Fig. 1 is a front view of a processed cloth for explaining this invention, Fig. 2 is a front view of a processed fabric similarly sewn with uneven stitches, Fig. 3 is a perspective view of a sewing machine embodying this invention, and Fig. 4 is a front view of a processed cloth for explaining this invention. The figure is a perspective view of the main parts showing the feed mechanism for the work cloth, Figure 5 is the electric block circuit diagram for controlling the sewing machine, Figures 6 to 10 are flowcharts of the microcomputer, and Figure 11 is the same. FIG. 3 is an explanatory diagram showing changes in the amount of creasing in each sewing area of the work cloth. In the figure, 1 is a sewing machine, 2 is a start switch, 4 is a sewing needle, 6 is a main feed dog, 7 is a sub feed dog, 10 is a servo sensor, 11 is a reflector, 12 is a rotating wheel, 13 is a pressure roller, and 21 is a The main feed stand, 22 is the sub feed stand,
25 is the main shaft of the sewing machine, 26 is an eccentric cam for vertical feeding,
28 is an eccentric cam for forward and backward feeding, 30 is a swing shaft, 31
33 is a swing arm, 33 is a feed arm, 36 is an adjustment shaft, 37 is an adjustment lever, 38 is an adjustment link, 39 is a sliding separator, 42 is a link, 51 is a sewing machine motor drive circuit, 52 is a pulse motor drive circuit, 53 54 is a cylinder drive circuit, 54 is a servo motor drive circuit, and 55 is a cylinder drive circuit.

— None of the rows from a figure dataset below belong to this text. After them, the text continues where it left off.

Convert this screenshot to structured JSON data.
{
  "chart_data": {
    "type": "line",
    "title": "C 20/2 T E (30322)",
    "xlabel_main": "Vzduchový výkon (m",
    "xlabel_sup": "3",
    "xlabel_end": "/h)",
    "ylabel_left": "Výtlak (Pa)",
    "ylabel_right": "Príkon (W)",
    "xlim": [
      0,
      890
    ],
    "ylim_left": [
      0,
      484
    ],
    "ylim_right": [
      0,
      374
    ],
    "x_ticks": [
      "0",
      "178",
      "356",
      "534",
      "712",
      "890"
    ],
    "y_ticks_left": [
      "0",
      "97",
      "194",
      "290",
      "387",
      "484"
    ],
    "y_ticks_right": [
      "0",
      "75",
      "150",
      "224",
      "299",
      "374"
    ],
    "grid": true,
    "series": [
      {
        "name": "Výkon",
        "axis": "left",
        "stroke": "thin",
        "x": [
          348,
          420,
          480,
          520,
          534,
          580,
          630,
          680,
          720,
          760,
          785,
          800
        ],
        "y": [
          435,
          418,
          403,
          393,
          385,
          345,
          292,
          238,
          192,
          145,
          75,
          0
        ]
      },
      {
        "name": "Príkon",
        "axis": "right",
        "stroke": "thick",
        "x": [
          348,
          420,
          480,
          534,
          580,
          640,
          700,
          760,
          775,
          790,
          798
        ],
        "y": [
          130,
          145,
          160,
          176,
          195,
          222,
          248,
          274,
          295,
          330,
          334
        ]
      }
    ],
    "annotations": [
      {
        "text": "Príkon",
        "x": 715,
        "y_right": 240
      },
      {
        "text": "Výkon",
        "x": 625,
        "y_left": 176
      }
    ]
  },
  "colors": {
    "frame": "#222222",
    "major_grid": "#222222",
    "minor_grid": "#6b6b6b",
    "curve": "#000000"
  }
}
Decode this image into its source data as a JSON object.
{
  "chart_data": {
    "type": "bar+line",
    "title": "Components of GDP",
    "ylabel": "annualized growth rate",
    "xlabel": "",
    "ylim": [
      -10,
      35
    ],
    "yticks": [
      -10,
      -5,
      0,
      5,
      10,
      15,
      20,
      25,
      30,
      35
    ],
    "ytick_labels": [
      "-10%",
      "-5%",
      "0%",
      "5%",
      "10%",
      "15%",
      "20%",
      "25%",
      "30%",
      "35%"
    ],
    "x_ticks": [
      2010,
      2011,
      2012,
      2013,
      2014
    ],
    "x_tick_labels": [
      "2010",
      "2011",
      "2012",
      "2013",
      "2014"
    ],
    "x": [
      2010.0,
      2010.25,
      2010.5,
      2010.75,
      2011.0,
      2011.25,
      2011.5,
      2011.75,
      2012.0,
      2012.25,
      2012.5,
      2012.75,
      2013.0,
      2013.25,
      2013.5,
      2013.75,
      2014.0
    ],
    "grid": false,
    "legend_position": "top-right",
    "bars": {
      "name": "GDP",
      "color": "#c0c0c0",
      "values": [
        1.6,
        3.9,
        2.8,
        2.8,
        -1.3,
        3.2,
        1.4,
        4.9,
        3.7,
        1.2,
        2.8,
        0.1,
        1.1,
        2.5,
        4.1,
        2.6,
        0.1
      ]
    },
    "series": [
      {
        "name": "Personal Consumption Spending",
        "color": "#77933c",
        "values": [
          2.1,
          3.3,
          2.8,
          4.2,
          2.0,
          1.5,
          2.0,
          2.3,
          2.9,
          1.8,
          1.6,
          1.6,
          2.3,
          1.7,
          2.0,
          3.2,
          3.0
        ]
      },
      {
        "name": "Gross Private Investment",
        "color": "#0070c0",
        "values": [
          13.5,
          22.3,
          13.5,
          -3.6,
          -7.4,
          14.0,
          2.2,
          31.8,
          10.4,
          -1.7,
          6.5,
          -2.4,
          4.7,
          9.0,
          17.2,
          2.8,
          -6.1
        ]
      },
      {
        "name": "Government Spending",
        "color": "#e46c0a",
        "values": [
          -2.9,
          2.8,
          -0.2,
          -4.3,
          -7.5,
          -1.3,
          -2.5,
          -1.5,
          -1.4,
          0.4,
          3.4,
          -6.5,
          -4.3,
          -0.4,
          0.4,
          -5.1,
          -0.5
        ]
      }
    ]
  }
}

is a display drive circuit, 56 is a needle position detection circuit, 57 is a stitch number counter, K is a processed cloth, A to F are sewing areas, U is a sewing area, P is a seam allowance area,
SM is servo motor, PM is pulse motor, MM
is the sewing machine motor, MS1 to SM5 are the memory select switches, MSS is the mode select switch,
MC is a microcomputer, SWA~SEF is a set correction switch, SWT is a total stitch number correction switch, DSS is a data selection switch, INS
is the data input switch, DSP is the display device, L1
is a stitch count indication lamp, and L2 is a set-up indication lamp.

Claims (1)

[Claims] 1. Stitch forming means including a reciprocating sewing needle;
comprising a first cloth feeding means and a second cloth feeding means;
In a sewing system equipped with a cloth feeding device that can adjust the amount of fabric feed to change the amount of sagging, stitch count data and sagging amount data for each of a plurality of continuous sewing areas are stored. a first storage means for storing a sewing program including a sewing program; a modifying means for modifying at least one of stitch count data and skew amount data of the sewing program; and sewing modified by the modifying means. a second storage means for storing a program; and a drive means operatively connected to at least one of the first and second cloth feeding means to increase or decrease the amount of sagging according to a supplied drive signal. , a counting means for counting pulses generated in synchronization with the reciprocating movement of the sewing machine needle from the start of sewing, and a sewing area indicated by the count value of the counting means based on the sewing program in the first storage means. a first control means for driving and controlling the driving means in accordance with the data on the amount of data on the data on the amount of data on the data on the data on the amount of data on the data on the sewing area, based on the sewing program stored in the second storage means; A sewing system comprising: a second control means for driving and controlling the drive means; and a selection means for activating either the first control means or the second control means.